U-shaped hangers are used as consoles for fastening sheathing under plasterboard, which, in turn, are attached to wooden rafters using self-tapping screws. But finishing the attic floor with plasterboard can also be done not only on the sheathing, but also with the help of partitions, for which the UW and CW profile configuration is used.

The CW and UW profiles used for partitions have the same thickness - 50 mm, but their width can be 50 mm, 75 mm and 100 mm - you can choose any one for the desired thickness of the future wall (in the photo above there is a 50x50 mm profile). Metal guides of any type are fastened together with small (11 mm) metal screws, popularly called fleas.

Insulation is also used in partitions, but it no longer serves for thermal insulation, but to dampen sound. That is, it is intended not only for sound insulation separate room, but also to dampen vibrations of the partition itself, because a hollow device made of metal and plasterboard will produce a booming sound even with a slight impact.

Profiles that edge any openings should be strengthened wooden beams. For future installation of heating radiators or wall cabinets the frame is reinforced with boards or OSB (for attaching brackets).

Advice. The subtitle did not contain a specific description of the installation of a metal frame or sheathing, and this is not without reason, because the configuration of the room may require both vertical and horizontal placement of gypsum boards.
The most important thing is that the plane of one sheet should have at least 4 profiles (every 30 cm) for longitudinal intersection, and at least 6 (every 50 cm) for transverse intersection.
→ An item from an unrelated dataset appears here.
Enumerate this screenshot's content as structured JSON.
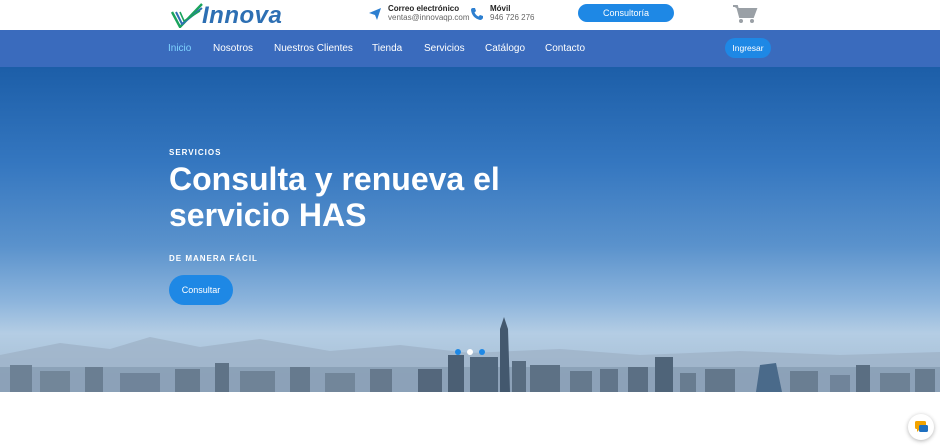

Installation of the GKP on the frame

  • The lining of the attic with plasterboard begins with a whole sheet - the cut (outer) pieces will be installed later. Please note that about 60 self-tapping screws (every 30 cm from each other) should be used for one gypsum board, but much more is required for the same area (3m2) consisting of pieces. The depth of recess of the screw head under the plane should be 1-1.5 mm.
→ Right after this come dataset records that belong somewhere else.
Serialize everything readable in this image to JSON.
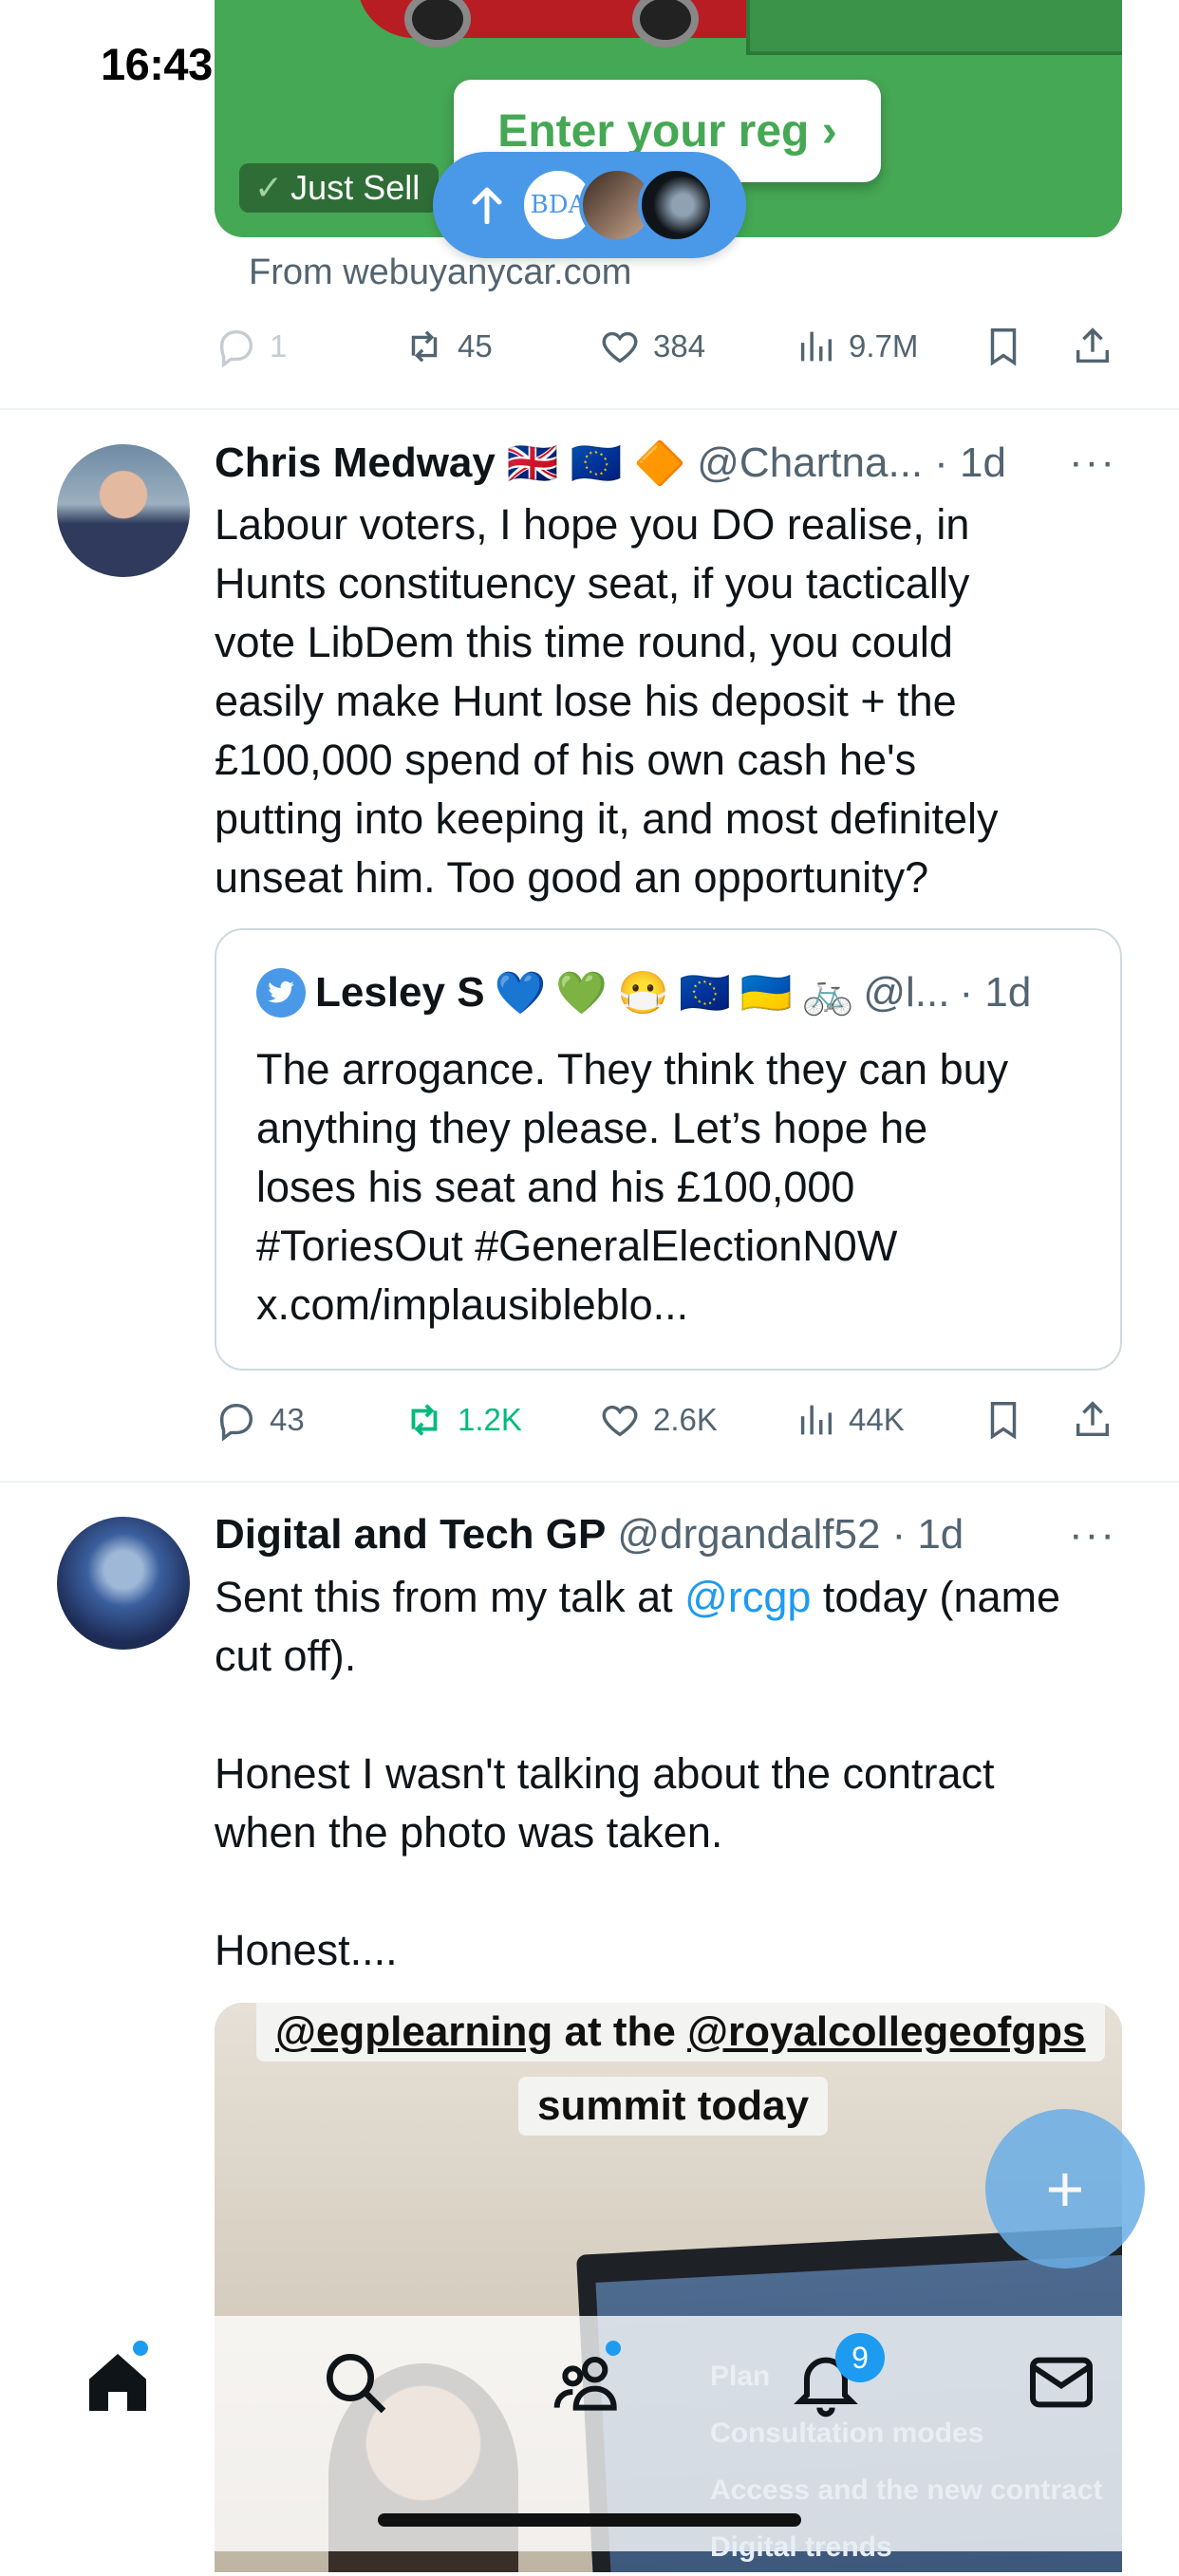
{
  "status_bar": {
    "time": "16:43"
  },
  "ad": {
    "cta": "Enter your reg ›",
    "badge": "Just Sell",
    "source": "From webuyanycar.com",
    "actions": {
      "replies": "1",
      "reposts": "45",
      "likes": "384",
      "views": "9.7M"
    },
    "colors": {
      "background": "#45a854",
      "cta_text": "#45a854"
    }
  },
  "new_posts_pill": {
    "icon": "arrow-up-icon",
    "avatar1_text": "BDA"
  },
  "posts": [
    {
      "name": "Chris Medway",
      "name_flags": [
        "🇬🇧",
        "🇪🇺",
        "🔶"
      ],
      "handle": "@Chartna...",
      "time": "· 1d",
      "more": "···",
      "text": "Labour voters, I hope you DO realise, in\nHunts constituency seat, if you tactically\nvote LibDem this time round, you could\neasily make Hunt lose his deposit + the\n£100,000 spend of his own cash he's\nputting into keeping it, and most definitely\nunseat him. Too good an opportunity?",
      "quote": {
        "name": "Lesley S",
        "emojis": [
          "💙",
          "💚",
          "😷",
          "🇪🇺",
          "🇺🇦",
          "🚲"
        ],
        "handle": "@l...",
        "time": "· 1d",
        "text": "The arrogance. They think they can buy\nanything they please. Let’s hope he\nloses his seat and his £100,000\n#ToriesOut #GeneralElectionN0W\nx.com/implausibleblo..."
      },
      "actions": {
        "replies": "43",
        "reposts": "1.2K",
        "likes": "2.6K",
        "views": "44K"
      }
    },
    {
      "name": "Digital and Tech GP",
      "handle": "@drgandalf52",
      "time": "· 1d",
      "more": "···",
      "text_before": "Sent this from my talk at ",
      "mention": "@rcgp",
      "text_after": " today (name\ncut off).\n\nHonest I wasn't talking about the contract\nwhen the photo was taken.\n\nHonest....",
      "media": {
        "caption_line1_a": "@egplearning",
        "caption_line1_b": " at the ",
        "caption_line1_c": "@royalcollegeofgps",
        "caption_line2": "summit today",
        "screen_lines": [
          "Plan",
          "Consultation modes",
          "Access and the new contract",
          "Digital trends"
        ]
      }
    }
  ],
  "tabbar": {
    "tabs": [
      "home-icon",
      "search-icon",
      "communities-icon",
      "notifications-icon",
      "messages-icon"
    ],
    "notification_count": "9"
  },
  "colors": {
    "accent": "#1d9bf0",
    "repost_active": "#00ba7c",
    "secondary_text": "#536471"
  }
}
  • The depth of immersion of the self-tapping screw under the plane of drywall is great importance, because a cap that is flush or protrudes by at least a fraction of a millimeter will interfere with the putty (grooves remain), and when wallpaper is pasted, rusty spots appear.
    If the screw breaks upper layer cardboard and ends up in the sludge body, the fixation will weaken several times. But 1-1.5 mm is just enough to cover the metal with putty and hold the sheet, so use a special nozzle for drywall with a lampshade, size PH-2.
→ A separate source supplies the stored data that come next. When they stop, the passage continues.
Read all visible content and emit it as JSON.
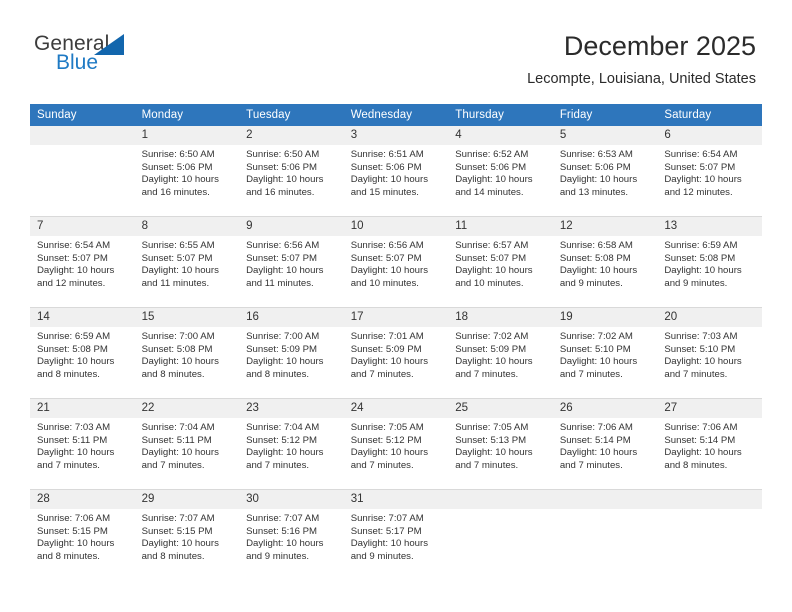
{
  "brand": {
    "name_part1": "General",
    "name_part2": "Blue",
    "triangle_color": "#1266ad",
    "blue_color": "#1f7ac4"
  },
  "header": {
    "title": "December 2025",
    "subtitle": "Lecompte, Louisiana, United States"
  },
  "theme": {
    "header_row_bg": "#2e76bc",
    "daynum_bg": "#f0f0f0",
    "grid_line": "#d9d9d9"
  },
  "weekdays": [
    "Sunday",
    "Monday",
    "Tuesday",
    "Wednesday",
    "Thursday",
    "Friday",
    "Saturday"
  ],
  "labels": {
    "sunrise_prefix": "Sunrise:",
    "sunset_prefix": "Sunset:",
    "daylight_prefix": "Daylight:"
  },
  "weeks": [
    [
      {
        "day": "",
        "sunrise": "",
        "sunset": "",
        "daylight_line1": "",
        "daylight_line2": ""
      },
      {
        "day": "1",
        "sunrise": "Sunrise: 6:50 AM",
        "sunset": "Sunset: 5:06 PM",
        "daylight_line1": "Daylight: 10 hours",
        "daylight_line2": "and 16 minutes."
      },
      {
        "day": "2",
        "sunrise": "Sunrise: 6:50 AM",
        "sunset": "Sunset: 5:06 PM",
        "daylight_line1": "Daylight: 10 hours",
        "daylight_line2": "and 16 minutes."
      },
      {
        "day": "3",
        "sunrise": "Sunrise: 6:51 AM",
        "sunset": "Sunset: 5:06 PM",
        "daylight_line1": "Daylight: 10 hours",
        "daylight_line2": "and 15 minutes."
      },
      {
        "day": "4",
        "sunrise": "Sunrise: 6:52 AM",
        "sunset": "Sunset: 5:06 PM",
        "daylight_line1": "Daylight: 10 hours",
        "daylight_line2": "and 14 minutes."
      },
      {
        "day": "5",
        "sunrise": "Sunrise: 6:53 AM",
        "sunset": "Sunset: 5:06 PM",
        "daylight_line1": "Daylight: 10 hours",
        "daylight_line2": "and 13 minutes."
      },
      {
        "day": "6",
        "sunrise": "Sunrise: 6:54 AM",
        "sunset": "Sunset: 5:07 PM",
        "daylight_line1": "Daylight: 10 hours",
        "daylight_line2": "and 12 minutes."
      }
    ],
    [
      {
        "day": "7",
        "sunrise": "Sunrise: 6:54 AM",
        "sunset": "Sunset: 5:07 PM",
        "daylight_line1": "Daylight: 10 hours",
        "daylight_line2": "and 12 minutes."
      },
      {
        "day": "8",
        "sunrise": "Sunrise: 6:55 AM",
        "sunset": "Sunset: 5:07 PM",
        "daylight_line1": "Daylight: 10 hours",
        "daylight_line2": "and 11 minutes."
      },
      {
        "day": "9",
        "sunrise": "Sunrise: 6:56 AM",
        "sunset": "Sunset: 5:07 PM",
        "daylight_line1": "Daylight: 10 hours",
        "daylight_line2": "and 11 minutes."
      },
      {
        "day": "10",
        "sunrise": "Sunrise: 6:56 AM",
        "sunset": "Sunset: 5:07 PM",
        "daylight_line1": "Daylight: 10 hours",
        "daylight_line2": "and 10 minutes."
      },
      {
        "day": "11",
        "sunrise": "Sunrise: 6:57 AM",
        "sunset": "Sunset: 5:07 PM",
        "daylight_line1": "Daylight: 10 hours",
        "daylight_line2": "and 10 minutes."
      },
      {
        "day": "12",
        "sunrise": "Sunrise: 6:58 AM",
        "sunset": "Sunset: 5:08 PM",
        "daylight_line1": "Daylight: 10 hours",
        "daylight_line2": "and 9 minutes."
      },
      {
        "day": "13",
        "sunrise": "Sunrise: 6:59 AM",
        "sunset": "Sunset: 5:08 PM",
        "daylight_line1": "Daylight: 10 hours",
        "daylight_line2": "and 9 minutes."
      }
    ],
    [
      {
        "day": "14",
        "sunrise": "Sunrise: 6:59 AM",
        "sunset": "Sunset: 5:08 PM",
        "daylight_line1": "Daylight: 10 hours",
        "daylight_line2": "and 8 minutes."
      },
      {
        "day": "15",
        "sunrise": "Sunrise: 7:00 AM",
        "sunset": "Sunset: 5:08 PM",
        "daylight_line1": "Daylight: 10 hours",
        "daylight_line2": "and 8 minutes."
      },
      {
        "day": "16",
        "sunrise": "Sunrise: 7:00 AM",
        "sunset": "Sunset: 5:09 PM",
        "daylight_line1": "Daylight: 10 hours",
        "daylight_line2": "and 8 minutes."
      },
      {
        "day": "17",
        "sunrise": "Sunrise: 7:01 AM",
        "sunset": "Sunset: 5:09 PM",
        "daylight_line1": "Daylight: 10 hours",
        "daylight_line2": "and 7 minutes."
      },
      {
        "day": "18",
        "sunrise": "Sunrise: 7:02 AM",
        "sunset": "Sunset: 5:09 PM",
        "daylight_line1": "Daylight: 10 hours",
        "daylight_line2": "and 7 minutes."
      },
      {
        "day": "19",
        "sunrise": "Sunrise: 7:02 AM",
        "sunset": "Sunset: 5:10 PM",
        "daylight_line1": "Daylight: 10 hours",
        "daylight_line2": "and 7 minutes."
      },
      {
        "day": "20",
        "sunrise": "Sunrise: 7:03 AM",
        "sunset": "Sunset: 5:10 PM",
        "daylight_line1": "Daylight: 10 hours",
        "daylight_line2": "and 7 minutes."
      }
    ],
    [
      {
        "day": "21",
        "sunrise": "Sunrise: 7:03 AM",
        "sunset": "Sunset: 5:11 PM",
        "daylight_line1": "Daylight: 10 hours",
        "daylight_line2": "and 7 minutes."
      },
      {
        "day": "22",
        "sunrise": "Sunrise: 7:04 AM",
        "sunset": "Sunset: 5:11 PM",
        "daylight_line1": "Daylight: 10 hours",
        "daylight_line2": "and 7 minutes."
      },
      {
        "day": "23",
        "sunrise": "Sunrise: 7:04 AM",
        "sunset": "Sunset: 5:12 PM",
        "daylight_line1": "Daylight: 10 hours",
        "daylight_line2": "and 7 minutes."
      },
      {
        "day": "24",
        "sunrise": "Sunrise: 7:05 AM",
        "sunset": "Sunset: 5:12 PM",
        "daylight_line1": "Daylight: 10 hours",
        "daylight_line2": "and 7 minutes."
      },
      {
        "day": "25",
        "sunrise": "Sunrise: 7:05 AM",
        "sunset": "Sunset: 5:13 PM",
        "daylight_line1": "Daylight: 10 hours",
        "daylight_line2": "and 7 minutes."
      },
      {
        "day": "26",
        "sunrise": "Sunrise: 7:06 AM",
        "sunset": "Sunset: 5:14 PM",
        "daylight_line1": "Daylight: 10 hours",
        "daylight_line2": "and 7 minutes."
      },
      {
        "day": "27",
        "sunrise": "Sunrise: 7:06 AM",
        "sunset": "Sunset: 5:14 PM",
        "daylight_line1": "Daylight: 10 hours",
        "daylight_line2": "and 8 minutes."
      }
    ],
    [
      {
        "day": "28",
        "sunrise": "Sunrise: 7:06 AM",
        "sunset": "Sunset: 5:15 PM",
        "daylight_line1": "Daylight: 10 hours",
        "daylight_line2": "and 8 minutes."
      },
      {
        "day": "29",
        "sunrise": "Sunrise: 7:07 AM",
        "sunset": "Sunset: 5:15 PM",
        "daylight_line1": "Daylight: 10 hours",
        "daylight_line2": "and 8 minutes."
      },
      {
        "day": "30",
        "sunrise": "Sunrise: 7:07 AM",
        "sunset": "Sunset: 5:16 PM",
        "daylight_line1": "Daylight: 10 hours",
        "daylight_line2": "and 9 minutes."
      },
      {
        "day": "31",
        "sunrise": "Sunrise: 7:07 AM",
        "sunset": "Sunset: 5:17 PM",
        "daylight_line1": "Daylight: 10 hours",
        "daylight_line2": "and 9 minutes."
      },
      {
        "day": "",
        "sunrise": "",
        "sunset": "",
        "daylight_line1": "",
        "daylight_line2": ""
      },
      {
        "day": "",
        "sunrise": "",
        "sunset": "",
        "daylight_line1": "",
        "daylight_line2": ""
      },
      {
        "day": "",
        "sunrise": "",
        "sunset": "",
        "daylight_line1": "",
        "daylight_line2": ""
      }
    ]
  ]
}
  • As a supplement to the article, you can see a video on the same topic, but, nevertheless, it does not hurt to mention that the attic is subject to vibration under strong wind loads, so you should pay special attention to the drywall joints.
    So, regular sealing with putty or tile adhesive may not be enough, so before putting putty, seal the joint with adhesive sickle tape for reinforcement.

Advice: if the attic made of plasterboard is highly susceptible to vibration, then serpyanka for reinforcing the joints may not be enough.
Take a paper bag from under the cement and cut it into strips 5-6 cm wide - glue them to the joints using PVA.
Corner joints of sheets (wall junctions and roof breaks) can generally be sealed not just with tape, but with a sickle sheet.

Conclusion

Any plasterboard in the attic can be used - ceiling, wall and moisture resistant, everything will depend on its intended purpose. Also, further finishing can be completely different, because the sheets can be puttied, painted, wallpaper and ceramic tiles can be glued onto them.